The North Korean soldier defected through Panmunjom, a village that straddles the border between the two Koreas. Alerted by gunshots, South Korean guards found the North Korean soldier about 55 yards south of the border line that bisects Panmunjom. He was taken to a hospital with gunshot wounds to an elbow and shoulder, South Korean officials said.
His defection took place while a joint naval exercise involving three American aircraft carriers was being conducted in waters off South Korea’s east coast. It was the first time in a decade that the United States Navy had mobilized three carrier groups in the same drill in the western Pacific, and it represented the show of force that President Trump has said Americans “hope to God we never have to use” against North Korea.
North Korea has remained defiant, calling Mr. Trump a “dotard” again on Saturday and insisting that it will never give up its pursuit of nuclear weapons.
The defector drove a vehicle toward the border line inside Panmunjom, and then left the vehicle, running south while he was fired upon by other North Korean soldiers, according to the American-led United Nations Command, which oversees the 1953 armistice that halted the Korean War.
He took cover near a building on the southern side of the Joint Security Area in Panmunjom before South Korean and American troops came to his aid and took him to a hospital, the command said in a statement.
The Joint Security Area, which is 35 miles north of Seoul, the capital, was established after North Korea and its Communist ally China signed the armistice with the United Nations Command, which fought on South Korea’s behalf.
The area is the only place along the border where troops from North and South Korea face off, separated from each other by only a few feet.
A North Korean soldier last defected at the heavily guarded location in 2007.
More than 30,000 North Koreans have fled to the South since a widespread famine hit the impoverished North in the late 1990s. Nearly all of them have traveled through China. But a few North Korean soldiers and civilians have defected by crossing the 2.5-mile-wide demilitarized zone, which is guarded by minefields, sentry posts and tall fences topped with barbed wire, some electrified.
In 2012, a North Korean soldier scaled three barbed-wire fences to defect to the South. That same year, another North Korean soldier fled across the border after killing his platoon and squadron leaders. In 2015, after walking across the border, a North Korean soldier told South Korean investigators that he was fleeing widespread beatings and other abuse within his military barracks.
The demilitarized zone is one of the world’s most heavily armed borders.
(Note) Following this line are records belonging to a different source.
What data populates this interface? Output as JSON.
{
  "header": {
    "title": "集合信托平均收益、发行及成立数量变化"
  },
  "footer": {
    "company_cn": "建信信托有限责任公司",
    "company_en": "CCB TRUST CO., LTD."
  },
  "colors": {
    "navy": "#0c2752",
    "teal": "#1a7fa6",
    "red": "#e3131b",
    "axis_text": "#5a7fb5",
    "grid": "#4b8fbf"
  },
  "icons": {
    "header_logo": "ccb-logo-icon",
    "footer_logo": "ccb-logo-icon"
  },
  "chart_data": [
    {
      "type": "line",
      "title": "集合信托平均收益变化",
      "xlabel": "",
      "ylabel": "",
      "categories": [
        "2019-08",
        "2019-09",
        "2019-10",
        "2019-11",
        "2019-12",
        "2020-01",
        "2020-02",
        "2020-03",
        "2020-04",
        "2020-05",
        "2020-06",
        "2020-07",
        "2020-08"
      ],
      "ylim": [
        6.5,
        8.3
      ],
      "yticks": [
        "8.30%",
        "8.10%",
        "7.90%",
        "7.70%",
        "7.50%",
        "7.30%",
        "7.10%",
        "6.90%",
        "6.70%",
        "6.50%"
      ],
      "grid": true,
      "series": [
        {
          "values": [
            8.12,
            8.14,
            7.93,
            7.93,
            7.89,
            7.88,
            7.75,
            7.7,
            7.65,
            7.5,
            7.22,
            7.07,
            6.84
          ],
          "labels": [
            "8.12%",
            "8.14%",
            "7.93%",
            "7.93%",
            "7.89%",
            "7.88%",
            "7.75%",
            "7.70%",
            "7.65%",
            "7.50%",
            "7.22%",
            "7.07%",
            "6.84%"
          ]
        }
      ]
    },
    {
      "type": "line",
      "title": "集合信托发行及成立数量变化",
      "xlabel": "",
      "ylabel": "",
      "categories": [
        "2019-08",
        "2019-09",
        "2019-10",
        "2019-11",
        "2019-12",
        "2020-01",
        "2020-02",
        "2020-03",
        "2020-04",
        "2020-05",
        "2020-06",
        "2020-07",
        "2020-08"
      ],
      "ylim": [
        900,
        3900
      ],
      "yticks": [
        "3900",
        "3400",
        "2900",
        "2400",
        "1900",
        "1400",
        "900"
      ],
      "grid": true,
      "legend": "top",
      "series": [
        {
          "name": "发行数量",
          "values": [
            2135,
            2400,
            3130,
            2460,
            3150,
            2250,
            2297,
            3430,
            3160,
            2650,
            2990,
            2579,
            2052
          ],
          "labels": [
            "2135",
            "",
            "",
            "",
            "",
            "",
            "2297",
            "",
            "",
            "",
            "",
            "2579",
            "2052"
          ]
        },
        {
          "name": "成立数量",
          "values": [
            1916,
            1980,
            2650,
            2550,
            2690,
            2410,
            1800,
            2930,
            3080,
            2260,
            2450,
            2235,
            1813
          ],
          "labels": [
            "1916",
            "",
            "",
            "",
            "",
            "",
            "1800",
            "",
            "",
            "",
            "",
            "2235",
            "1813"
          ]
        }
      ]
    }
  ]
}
Guards on both sides stay alert against possible intruders or defectors.
In 2013, South Korean soldiers shot and killed a South Korean man who was trying to cross a river at the western end of the border.
In 1984, a gunfight erupted at Panmunjom when a citizen from what was then the Soviet Union dashed across the border to defect to the West. North Korean troops opened fire to stop him, and South Korean border guards fired back. One South Korean soldier and three North Korean border guards were killed.
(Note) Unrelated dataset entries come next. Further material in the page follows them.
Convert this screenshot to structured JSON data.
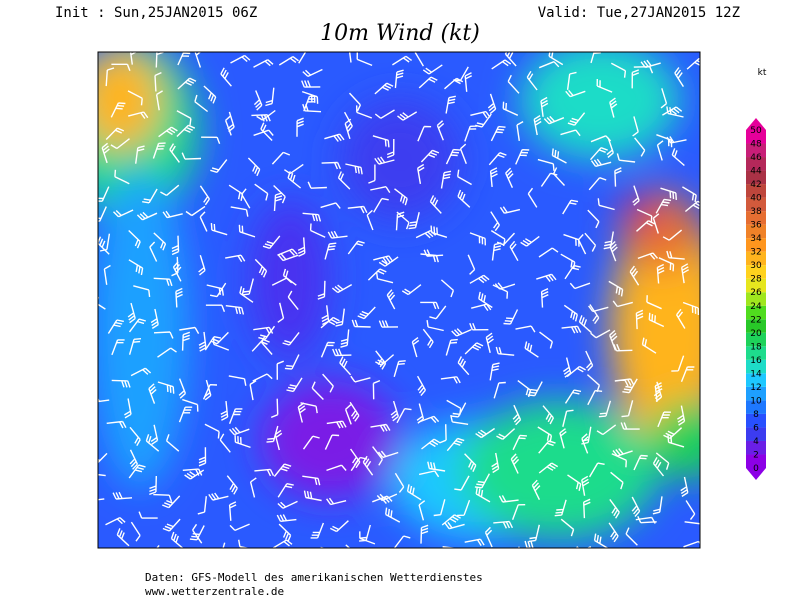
{
  "header": {
    "init": "Init : Sun,25JAN2015 06Z",
    "valid": "Valid: Tue,27JAN2015 12Z",
    "title": "10m Wind (kt)"
  },
  "colorbar": {
    "unit": "kt",
    "levels": [
      0,
      2,
      4,
      6,
      8,
      10,
      12,
      14,
      16,
      18,
      20,
      22,
      24,
      26,
      28,
      30,
      32,
      34,
      36,
      38,
      40,
      42,
      44,
      46,
      48,
      50
    ],
    "colors": [
      "#8c00e6",
      "#6a1fe6",
      "#3c3cf0",
      "#2850ff",
      "#1e78ff",
      "#1ea0ff",
      "#1ec8ff",
      "#1edcc8",
      "#1edc8c",
      "#1ed25a",
      "#28c828",
      "#50dc1e",
      "#a0e61e",
      "#e6e61e",
      "#ffd21e",
      "#ffb41e",
      "#ff961e",
      "#f08228",
      "#e66e32",
      "#d25a3c",
      "#be463c",
      "#aa3246",
      "#b4285a",
      "#c81e78",
      "#e6009a"
    ]
  },
  "footer": {
    "source": "Daten: GFS-Modell des amerikanischen Wetterdienstes",
    "url": "www.wetterzentrale.de"
  }
}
Separately on Monday, the South Korean military said it had detained an American citizen, who had been approaching the inter-Korean border.
South Korean defense, police and intelligence spokesmen all confirmed the detention of an American, but none would provide details on the record.
The United States Embassy in Seoul said it was aware of the report but could not provide further details.
In 2014, an American was detained by South Korean troops on a riverbank near the western border after trying to swim to the North. After he was apprehended, he told officials that he had intended to go to North Korea to meet its leader, Kim Jong-un.